Amour craintif et amour audacieux.

 À la date du 10 décembre 1924, Michel Leiris écrit dans son journal :

" L'amour craintif : serrer une partie du monde extérieur pour avoir l'illusion d'en conjurer les lois. Désir d'un amour partagé : être tout l'univers pour une fraction de l'univers, afin de pouvoir croire que notre fin sera la fin du monde.
On fait l'amour comme certains disent leur chapelet pendant l'orage." (Gallimard, 1992, p. 83)

Ce jour-là, Michel Leiris n'a écrit que ces quelques lignes, venant après cette courte phrase :

" " Le mauvais génie d'un roi " (les rois peureux, cloîtrés, s'ennuient enveloppés de longs manteaux, le sceptre pointé en l'air (sic) pour déjouer la foudre, derrière une grille de lance)."
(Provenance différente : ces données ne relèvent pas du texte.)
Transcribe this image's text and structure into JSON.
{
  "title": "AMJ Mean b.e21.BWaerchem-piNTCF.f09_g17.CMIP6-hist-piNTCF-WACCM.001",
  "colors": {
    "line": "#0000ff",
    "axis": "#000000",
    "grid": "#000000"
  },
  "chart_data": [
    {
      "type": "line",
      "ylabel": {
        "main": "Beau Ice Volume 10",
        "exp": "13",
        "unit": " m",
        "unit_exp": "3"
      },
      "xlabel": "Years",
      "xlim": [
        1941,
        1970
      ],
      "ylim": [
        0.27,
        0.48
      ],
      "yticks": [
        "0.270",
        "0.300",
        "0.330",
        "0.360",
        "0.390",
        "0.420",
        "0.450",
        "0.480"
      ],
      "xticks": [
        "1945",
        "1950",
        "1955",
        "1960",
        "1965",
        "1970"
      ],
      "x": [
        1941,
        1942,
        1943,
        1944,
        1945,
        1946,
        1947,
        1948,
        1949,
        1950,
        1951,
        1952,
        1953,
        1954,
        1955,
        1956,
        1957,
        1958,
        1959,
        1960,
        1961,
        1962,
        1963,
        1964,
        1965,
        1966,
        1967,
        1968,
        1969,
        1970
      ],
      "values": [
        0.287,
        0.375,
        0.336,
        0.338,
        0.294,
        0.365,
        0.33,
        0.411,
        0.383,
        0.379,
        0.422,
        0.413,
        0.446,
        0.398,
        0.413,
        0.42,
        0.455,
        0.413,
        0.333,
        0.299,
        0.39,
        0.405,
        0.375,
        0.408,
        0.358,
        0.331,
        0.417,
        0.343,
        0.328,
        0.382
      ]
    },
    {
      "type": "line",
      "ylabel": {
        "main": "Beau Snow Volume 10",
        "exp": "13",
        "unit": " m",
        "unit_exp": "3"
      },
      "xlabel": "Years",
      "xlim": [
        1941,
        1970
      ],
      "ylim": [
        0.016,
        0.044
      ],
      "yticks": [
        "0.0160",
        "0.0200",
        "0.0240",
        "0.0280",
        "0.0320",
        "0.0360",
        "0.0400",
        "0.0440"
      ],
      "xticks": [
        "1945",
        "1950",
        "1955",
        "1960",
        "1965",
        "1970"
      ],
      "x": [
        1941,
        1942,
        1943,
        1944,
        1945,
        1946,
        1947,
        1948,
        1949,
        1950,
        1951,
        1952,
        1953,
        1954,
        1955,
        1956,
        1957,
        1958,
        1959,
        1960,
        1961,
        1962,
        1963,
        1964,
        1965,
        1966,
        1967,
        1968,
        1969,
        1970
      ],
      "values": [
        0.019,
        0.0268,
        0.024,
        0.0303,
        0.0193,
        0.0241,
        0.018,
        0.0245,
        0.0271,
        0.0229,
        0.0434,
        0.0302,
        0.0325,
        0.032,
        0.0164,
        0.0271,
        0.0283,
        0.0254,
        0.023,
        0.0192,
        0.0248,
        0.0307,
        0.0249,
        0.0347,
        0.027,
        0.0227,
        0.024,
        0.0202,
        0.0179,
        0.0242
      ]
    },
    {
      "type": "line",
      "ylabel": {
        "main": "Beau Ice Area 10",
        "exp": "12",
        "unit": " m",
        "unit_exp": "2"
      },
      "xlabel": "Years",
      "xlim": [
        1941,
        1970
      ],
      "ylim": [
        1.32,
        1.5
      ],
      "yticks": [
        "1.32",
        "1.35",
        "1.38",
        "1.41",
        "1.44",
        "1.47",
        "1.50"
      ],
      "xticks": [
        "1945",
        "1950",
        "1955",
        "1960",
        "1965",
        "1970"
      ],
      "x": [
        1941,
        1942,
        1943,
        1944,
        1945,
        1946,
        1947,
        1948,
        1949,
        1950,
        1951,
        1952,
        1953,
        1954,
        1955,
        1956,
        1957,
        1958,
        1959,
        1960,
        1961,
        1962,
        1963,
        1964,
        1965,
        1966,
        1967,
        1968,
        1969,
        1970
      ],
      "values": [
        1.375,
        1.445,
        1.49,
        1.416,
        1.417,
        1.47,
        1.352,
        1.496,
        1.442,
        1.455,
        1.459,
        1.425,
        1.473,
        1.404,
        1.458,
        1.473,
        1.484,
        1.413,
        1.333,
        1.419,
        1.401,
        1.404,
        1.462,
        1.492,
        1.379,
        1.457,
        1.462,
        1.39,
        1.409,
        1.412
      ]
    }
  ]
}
À première vue, la pensée d'un pouvoir militaire sur la défensive a conduit le diariste à celle d'un amour peureux, cloîtré, réactif.
Me demandant ce qui serait l'opposé de cet amour-remède, je trouve l'amour-exposition des cyniques Hipparchia et Cratès :

" Après avoir pris le même vêtement que lui, elle circula en compagnie de son mari, eut commerce avec lui en public et se rendit aux dîners." ( Diogène Laërce, Vies et doctrines des philosophes illustres, VI, 97, Le Livre de Poche, 1999, p. 760)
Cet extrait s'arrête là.